28 — Never Give in to Hubris: Arrogance is a disease that can betray you into forgetting your real friends and why they’re so important. Even with the best of intentions, too much hubris will stir up other people’s ire and their desire to put you in your place. So remember, in your hike up the mountain, be humble. Help others up the mountain along with and before you. Never let the prospect of a more powerful or famous acquaintance make you lose sight of the fact that the most valuable connections you have are those you’ve already made at all levels.
29 — Find Mentors, Find Mentees, Repeat: A successful mentoring relationships needs equal parts utility and emotion. You can’t simply ask somebody to be personally invested in you. There has to be some reciprocity involved — whether its hard work or loyalty that you give in return — that gets someone to invest in you in the first place. Then, when the process kicks in, you have to mold your mentor into a coach; someone for whom your success is in some small or big way his success.
30 — Balance is B.S: You can’t feel in love with your life if you hate your work; and, more times than not, people don’t love their work because they work with people they don’t like.

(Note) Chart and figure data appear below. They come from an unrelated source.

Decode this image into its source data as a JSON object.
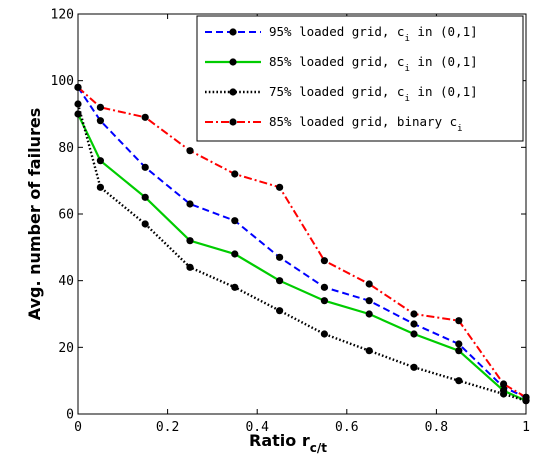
{
  "chart_data": {
    "type": "line",
    "xlabel": "Ratio r",
    "xlabel_sub": "c/t",
    "ylabel": "Avg. number of failures",
    "xlim": [
      0,
      1
    ],
    "ylim": [
      0,
      120
    ],
    "xticks": [
      0,
      0.2,
      0.4,
      0.6,
      0.8,
      1
    ],
    "xtick_labels": [
      "0",
      "0.2",
      "0.4",
      "0.6",
      "0.8",
      "1"
    ],
    "yticks": [
      0,
      20,
      40,
      60,
      80,
      100,
      120
    ],
    "ytick_labels": [
      "0",
      "20",
      "40",
      "60",
      "80",
      "100",
      "120"
    ],
    "grid": false,
    "legend_position": "top-right",
    "series": [
      {
        "name": "95% loaded grid, c i in (0,1]",
        "legend_main": "95% loaded grid, c",
        "legend_sub": "i",
        "legend_tail": " in (0,1]",
        "color": "#0000ff",
        "style": "dashed",
        "x": [
          0,
          0.05,
          0.15,
          0.25,
          0.35,
          0.45,
          0.55,
          0.65,
          0.75,
          0.85,
          0.95,
          1
        ],
        "y": [
          98,
          88,
          74,
          63,
          58,
          47,
          38,
          34,
          27,
          21,
          8,
          5
        ]
      },
      {
        "name": "85% loaded grid, c i in (0,1]",
        "legend_main": "85% loaded grid, c",
        "legend_sub": "i",
        "legend_tail": " in (0,1]",
        "color": "#00cc00",
        "style": "solid",
        "x": [
          0,
          0.05,
          0.15,
          0.25,
          0.35,
          0.45,
          0.55,
          0.65,
          0.75,
          0.85,
          0.95,
          1
        ],
        "y": [
          90,
          76,
          65,
          52,
          48,
          40,
          34,
          30,
          24,
          19,
          7,
          4
        ]
      },
      {
        "name": "75% loaded grid, c i in (0,1]",
        "legend_main": "75% loaded grid, c",
        "legend_sub": "i",
        "legend_tail": " in (0,1]",
        "color": "#000000",
        "style": "dotted",
        "x": [
          0,
          0.05,
          0.15,
          0.25,
          0.35,
          0.45,
          0.55,
          0.65,
          0.75,
          0.85,
          0.95,
          1
        ],
        "y": [
          93,
          68,
          57,
          44,
          38,
          31,
          24,
          19,
          14,
          10,
          6,
          4
        ]
      },
      {
        "name": "85% loaded grid, binary c i",
        "legend_main": "85% loaded grid, binary c",
        "legend_sub": "i",
        "legend_tail": "",
        "color": "#ff0000",
        "style": "dashdot",
        "x": [
          0,
          0.05,
          0.15,
          0.25,
          0.35,
          0.45,
          0.55,
          0.65,
          0.75,
          0.85,
          0.95,
          1
        ],
        "y": [
          98,
          92,
          89,
          79,
          72,
          68,
          46,
          39,
          30,
          28,
          9,
          5
        ]
      }
    ]
  }
}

Connecting with others doubles and triples your opportunities to meet with people that can lead to a new and exciting job. If your life is filled with people you care about and who care for you, why concern yourself with “balancing” anything at all?
31 — Welcome to the Connected Age: Living a connected life leads one to take a different view. Life is less a quest than a quilt. We find meaning, love, and prosperity through the process of stitching together our bold attempts to help others find their own way in their lives. The relationships we weave become an exquisite and endless pattern.